Double trouble: can James Gunn really make two separate Batman movies work?
There was a time when having two Batmen in your cinematic universe would have felt like a clerical error. But in James Gunn's brave and bold new DCU, having several Bruce Waynes is increasingly looking less like an irritating glitch and more like a deliberate choice.
Gunn has been clear for some time that he sees no issue with two Caped Crusaders striding into multiplexes at the same time. I have a sneaking suspicion that this is down to the fact that Matt Reeves's The Batman – an insular, noirish, Kurt Cobain-obsessed but relatively real-world take on the Dark Knight – proved pretty popular with audiences just prior to Gunn being handed the keys to the DC kingdom. But who am I to quibble?
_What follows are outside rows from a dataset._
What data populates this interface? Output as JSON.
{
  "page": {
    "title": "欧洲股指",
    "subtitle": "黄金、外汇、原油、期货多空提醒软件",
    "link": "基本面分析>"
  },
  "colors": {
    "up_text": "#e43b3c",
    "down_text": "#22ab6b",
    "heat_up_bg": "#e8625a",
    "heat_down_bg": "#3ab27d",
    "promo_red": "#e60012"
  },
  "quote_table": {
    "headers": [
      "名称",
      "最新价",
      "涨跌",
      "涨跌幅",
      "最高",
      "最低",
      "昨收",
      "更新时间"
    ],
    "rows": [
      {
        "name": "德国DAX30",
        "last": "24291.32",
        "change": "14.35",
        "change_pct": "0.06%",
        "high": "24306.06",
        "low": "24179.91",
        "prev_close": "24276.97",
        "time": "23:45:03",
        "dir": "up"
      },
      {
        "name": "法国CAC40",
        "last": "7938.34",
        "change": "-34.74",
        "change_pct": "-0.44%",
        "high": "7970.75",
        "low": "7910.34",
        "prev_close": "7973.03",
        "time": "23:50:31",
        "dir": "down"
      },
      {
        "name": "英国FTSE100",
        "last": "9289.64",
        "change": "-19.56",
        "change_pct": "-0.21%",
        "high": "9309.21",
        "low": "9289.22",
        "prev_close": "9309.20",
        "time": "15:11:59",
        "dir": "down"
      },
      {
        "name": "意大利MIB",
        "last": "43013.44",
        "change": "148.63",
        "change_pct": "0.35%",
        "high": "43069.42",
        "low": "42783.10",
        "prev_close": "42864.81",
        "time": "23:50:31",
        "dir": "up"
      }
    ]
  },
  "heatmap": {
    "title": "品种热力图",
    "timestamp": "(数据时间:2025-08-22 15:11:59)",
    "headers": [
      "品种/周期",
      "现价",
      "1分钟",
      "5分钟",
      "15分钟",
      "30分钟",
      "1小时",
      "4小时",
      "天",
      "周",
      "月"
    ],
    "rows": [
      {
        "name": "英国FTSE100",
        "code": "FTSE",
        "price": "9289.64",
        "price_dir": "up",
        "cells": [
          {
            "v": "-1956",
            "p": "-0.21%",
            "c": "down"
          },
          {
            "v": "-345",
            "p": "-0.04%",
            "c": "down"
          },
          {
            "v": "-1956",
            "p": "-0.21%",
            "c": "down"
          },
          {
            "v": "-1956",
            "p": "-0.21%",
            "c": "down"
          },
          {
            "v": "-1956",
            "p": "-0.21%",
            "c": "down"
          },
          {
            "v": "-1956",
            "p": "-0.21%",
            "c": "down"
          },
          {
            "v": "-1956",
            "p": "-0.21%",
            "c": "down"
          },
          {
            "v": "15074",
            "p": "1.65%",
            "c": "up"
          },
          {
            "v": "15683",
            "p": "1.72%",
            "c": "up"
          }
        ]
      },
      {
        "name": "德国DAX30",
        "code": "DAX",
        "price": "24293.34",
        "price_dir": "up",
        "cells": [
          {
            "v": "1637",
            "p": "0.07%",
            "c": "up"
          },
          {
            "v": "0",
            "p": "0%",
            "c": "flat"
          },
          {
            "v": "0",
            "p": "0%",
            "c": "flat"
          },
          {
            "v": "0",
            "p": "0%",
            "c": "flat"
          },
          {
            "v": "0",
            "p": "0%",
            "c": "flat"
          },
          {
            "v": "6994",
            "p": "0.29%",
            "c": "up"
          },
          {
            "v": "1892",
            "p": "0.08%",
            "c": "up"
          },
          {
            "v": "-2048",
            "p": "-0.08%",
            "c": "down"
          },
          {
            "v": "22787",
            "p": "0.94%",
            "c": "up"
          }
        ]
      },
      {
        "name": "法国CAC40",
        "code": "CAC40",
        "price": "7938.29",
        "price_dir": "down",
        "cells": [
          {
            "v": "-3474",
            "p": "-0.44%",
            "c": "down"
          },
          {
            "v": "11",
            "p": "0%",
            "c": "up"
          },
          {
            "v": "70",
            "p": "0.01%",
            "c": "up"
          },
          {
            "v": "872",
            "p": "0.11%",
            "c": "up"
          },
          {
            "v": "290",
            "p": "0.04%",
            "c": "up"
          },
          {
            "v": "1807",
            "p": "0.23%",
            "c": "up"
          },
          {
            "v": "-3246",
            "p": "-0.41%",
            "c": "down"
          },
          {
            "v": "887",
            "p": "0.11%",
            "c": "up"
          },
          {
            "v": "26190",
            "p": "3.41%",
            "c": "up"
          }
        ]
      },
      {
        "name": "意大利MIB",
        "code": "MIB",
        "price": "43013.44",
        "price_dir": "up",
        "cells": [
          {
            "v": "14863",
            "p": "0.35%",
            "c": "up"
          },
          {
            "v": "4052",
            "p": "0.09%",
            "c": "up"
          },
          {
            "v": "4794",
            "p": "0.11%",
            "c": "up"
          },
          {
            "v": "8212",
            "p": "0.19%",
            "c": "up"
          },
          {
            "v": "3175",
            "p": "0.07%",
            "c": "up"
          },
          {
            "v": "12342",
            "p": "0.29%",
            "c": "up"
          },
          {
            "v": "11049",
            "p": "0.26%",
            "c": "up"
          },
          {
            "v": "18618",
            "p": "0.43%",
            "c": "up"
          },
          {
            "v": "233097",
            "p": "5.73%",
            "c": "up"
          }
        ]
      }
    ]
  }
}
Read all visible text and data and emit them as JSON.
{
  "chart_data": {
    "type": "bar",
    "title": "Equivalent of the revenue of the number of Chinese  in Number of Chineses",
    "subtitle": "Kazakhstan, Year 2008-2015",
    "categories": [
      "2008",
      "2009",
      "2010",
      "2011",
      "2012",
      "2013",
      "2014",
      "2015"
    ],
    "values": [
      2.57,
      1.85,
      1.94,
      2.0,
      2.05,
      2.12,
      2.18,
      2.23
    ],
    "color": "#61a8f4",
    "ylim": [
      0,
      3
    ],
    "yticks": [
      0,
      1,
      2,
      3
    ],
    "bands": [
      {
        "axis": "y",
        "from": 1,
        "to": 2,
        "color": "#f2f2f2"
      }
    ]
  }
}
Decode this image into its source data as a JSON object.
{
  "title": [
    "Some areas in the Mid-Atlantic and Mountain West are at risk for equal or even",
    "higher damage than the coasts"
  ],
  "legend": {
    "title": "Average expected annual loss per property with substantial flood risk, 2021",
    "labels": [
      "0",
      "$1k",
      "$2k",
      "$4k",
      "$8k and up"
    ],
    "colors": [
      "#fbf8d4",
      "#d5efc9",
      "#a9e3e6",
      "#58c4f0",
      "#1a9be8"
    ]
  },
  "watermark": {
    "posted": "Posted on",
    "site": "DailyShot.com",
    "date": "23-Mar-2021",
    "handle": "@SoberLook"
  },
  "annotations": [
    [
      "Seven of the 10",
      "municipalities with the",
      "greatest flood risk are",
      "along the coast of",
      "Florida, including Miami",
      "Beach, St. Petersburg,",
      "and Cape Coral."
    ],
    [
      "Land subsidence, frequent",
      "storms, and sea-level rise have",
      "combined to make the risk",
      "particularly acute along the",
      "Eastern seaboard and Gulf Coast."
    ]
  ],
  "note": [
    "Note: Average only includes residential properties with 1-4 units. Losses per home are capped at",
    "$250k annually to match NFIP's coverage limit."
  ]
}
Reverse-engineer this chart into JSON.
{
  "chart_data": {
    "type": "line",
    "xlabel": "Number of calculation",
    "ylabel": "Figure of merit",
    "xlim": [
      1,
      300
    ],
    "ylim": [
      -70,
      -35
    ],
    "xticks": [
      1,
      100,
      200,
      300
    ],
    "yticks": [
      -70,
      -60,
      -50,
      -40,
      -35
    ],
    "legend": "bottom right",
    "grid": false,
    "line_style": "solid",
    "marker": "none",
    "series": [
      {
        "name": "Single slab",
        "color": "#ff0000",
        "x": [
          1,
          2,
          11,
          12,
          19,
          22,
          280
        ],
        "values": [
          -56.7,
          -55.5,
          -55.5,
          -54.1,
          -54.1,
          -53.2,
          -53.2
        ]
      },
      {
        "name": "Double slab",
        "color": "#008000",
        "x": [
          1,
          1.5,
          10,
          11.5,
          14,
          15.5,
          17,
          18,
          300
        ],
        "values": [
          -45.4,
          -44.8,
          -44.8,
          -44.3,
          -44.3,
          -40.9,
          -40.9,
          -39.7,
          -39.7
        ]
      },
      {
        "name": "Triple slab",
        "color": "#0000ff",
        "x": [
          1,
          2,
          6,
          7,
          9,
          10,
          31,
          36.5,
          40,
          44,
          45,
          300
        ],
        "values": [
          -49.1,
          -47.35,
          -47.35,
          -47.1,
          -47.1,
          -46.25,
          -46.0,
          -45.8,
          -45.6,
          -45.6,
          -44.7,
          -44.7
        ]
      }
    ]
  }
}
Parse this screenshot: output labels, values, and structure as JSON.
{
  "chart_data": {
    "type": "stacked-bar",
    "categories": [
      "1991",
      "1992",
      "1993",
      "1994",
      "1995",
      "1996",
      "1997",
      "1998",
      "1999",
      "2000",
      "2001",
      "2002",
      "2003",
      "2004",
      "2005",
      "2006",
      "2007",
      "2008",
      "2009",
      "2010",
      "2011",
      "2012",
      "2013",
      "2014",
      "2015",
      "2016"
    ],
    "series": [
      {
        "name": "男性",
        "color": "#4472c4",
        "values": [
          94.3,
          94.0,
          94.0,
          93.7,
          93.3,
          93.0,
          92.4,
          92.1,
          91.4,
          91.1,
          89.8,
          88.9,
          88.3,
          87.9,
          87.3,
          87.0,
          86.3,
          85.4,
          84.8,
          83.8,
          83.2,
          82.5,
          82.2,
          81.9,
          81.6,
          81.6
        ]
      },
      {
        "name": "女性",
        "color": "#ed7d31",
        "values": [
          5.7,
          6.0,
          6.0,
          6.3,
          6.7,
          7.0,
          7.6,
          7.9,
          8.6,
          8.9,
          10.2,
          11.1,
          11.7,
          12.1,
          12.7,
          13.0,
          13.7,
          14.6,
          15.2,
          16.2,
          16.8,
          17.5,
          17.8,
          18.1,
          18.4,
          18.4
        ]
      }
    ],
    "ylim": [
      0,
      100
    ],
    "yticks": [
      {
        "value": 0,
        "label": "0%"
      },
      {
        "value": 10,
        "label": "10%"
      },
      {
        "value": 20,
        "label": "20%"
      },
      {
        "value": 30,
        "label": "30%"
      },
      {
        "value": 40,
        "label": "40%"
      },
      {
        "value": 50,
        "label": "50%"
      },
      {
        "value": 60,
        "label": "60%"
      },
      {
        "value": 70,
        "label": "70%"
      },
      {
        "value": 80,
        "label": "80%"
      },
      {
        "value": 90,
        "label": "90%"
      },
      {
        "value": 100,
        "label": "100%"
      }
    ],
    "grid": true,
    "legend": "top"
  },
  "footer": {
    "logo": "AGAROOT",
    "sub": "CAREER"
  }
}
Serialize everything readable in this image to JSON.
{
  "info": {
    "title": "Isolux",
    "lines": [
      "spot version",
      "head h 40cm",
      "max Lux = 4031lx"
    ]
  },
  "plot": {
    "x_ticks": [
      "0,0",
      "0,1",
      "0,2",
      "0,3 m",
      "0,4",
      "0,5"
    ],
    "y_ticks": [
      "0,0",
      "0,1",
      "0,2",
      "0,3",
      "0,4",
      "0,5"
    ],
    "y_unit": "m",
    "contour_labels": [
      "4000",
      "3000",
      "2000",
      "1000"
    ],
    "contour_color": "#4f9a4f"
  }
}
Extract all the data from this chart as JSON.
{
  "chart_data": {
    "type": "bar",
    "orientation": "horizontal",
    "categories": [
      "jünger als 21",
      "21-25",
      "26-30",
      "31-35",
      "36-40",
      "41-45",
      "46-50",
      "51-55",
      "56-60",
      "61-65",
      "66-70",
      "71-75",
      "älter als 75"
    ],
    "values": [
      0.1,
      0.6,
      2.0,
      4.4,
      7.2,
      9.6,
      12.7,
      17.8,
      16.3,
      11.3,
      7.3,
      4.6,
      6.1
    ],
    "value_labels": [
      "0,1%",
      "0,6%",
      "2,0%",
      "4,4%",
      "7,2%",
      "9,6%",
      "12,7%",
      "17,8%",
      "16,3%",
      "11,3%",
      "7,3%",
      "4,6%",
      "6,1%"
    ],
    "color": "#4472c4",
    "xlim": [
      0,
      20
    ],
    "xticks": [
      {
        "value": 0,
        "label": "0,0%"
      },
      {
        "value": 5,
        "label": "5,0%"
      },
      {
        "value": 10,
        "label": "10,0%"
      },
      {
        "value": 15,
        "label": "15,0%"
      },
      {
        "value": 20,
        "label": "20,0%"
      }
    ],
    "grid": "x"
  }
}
Sure, this might be a universe destined to feature cavalcades of superheroes who exist in a magical world of shimmering cosplay, but if we can just convince the geek in the street that the Robert Pattinson version of Batman is living in a completely different, gritty David Fincher-esque rat-infested underbelly of Gotham, all will be reasonably well.
We may eventually find ourselves living in a world in which cinematic universes are so desperate to stay flexible (and profitable) that they accommodate multiple versions of the same hero at once, without telling audiences why or how they're different; dooming them to a future of confusion, apathy and narrative fatigue.
The current suggestion is that the Gunn-produced Batman movie The Brave and the Bold, set within the DCU, will most likely hit cinemas in 2028, while Reeves's sequel to The Batman will exist as a DC Elseworlds story in a completely separate creative space called the 'Batman Epic Crime Saga'. Two Dark Knights, two universes, one comic-book brand. We all know it's just smoke, mirrors and strategically deployed multiversal chaos – but the very thought that we might get two decent Caped Crusaders after decades in which it was pretty hard to grab hold of one at a time might just be enough to have the vast majority of us hyperventilating into our cowls with glee. If DC gets it right.
Gunn has been out and about (mostly online) this week as we ramp up to the release of Superman in cinemas, and the most interesting thing he's had to say is that there's no reason Batman villains can't appear in both versions of the Dark Knight's story. 'There's no diehard rule,' Gunn said on Threads, in response to a fan. He also added: 'But both the Crime Saga and DCU are a part of DC Studios, so we of course take everything into account.'
This doesn't mean Barry Keoghan's Joker will appear in both The Batman Part II and The Brave and the Bold, but it does suggest that the firewall between Elseworlds and the mainline DCU is not exactly steel-reinforced. If Reeves's rogues' gallery proves too popular, don't be surprised if they start quietly migrating into Gunn's continuity like confused tourists who've wandered into the wrong Batcave.
And then there are Gunn's comments in an interview with Rolling Stone that he's not hoping to make The Brave and the Bold's Dark Knight into a 'funny, campy Batman' because this simply doesn't interest him. It's a line that might make us collapse into a nostalgia coma for the days when George Clooney's nipples were at least trying something different. So just how does Gunn make this new Caped Crusader stand out? Perhaps this is why reports suggest that the new DCU big cheese has refused to sign off on a script for The Brave and the Bold until it's absolutely perfect. In fact, this is supposedly the Guardians of the Galaxy director's new mantra for the DCU: that most of Hollywood's superhero-based failures over the past few decades have been down to poor scripts that were never properly finished – and that he's determined not to repeat these mistakes.
Insisting on a perfect screenplay is an undeniably noble ambition, especially in a genre where entire billion-dollar franchises have been stitched together from studio notes, deleted scenes and vibes. And yet if Gunn really does believe that two Batmen can coexist peacefully in the same cultural sphere without making audiences feel as if they've accidentally watched the same film twice, it's possible he's never seen The Illusionist or The Prestige, and had to spend time trying to explain to a confused family member which one actually had Paul Giamatti in it.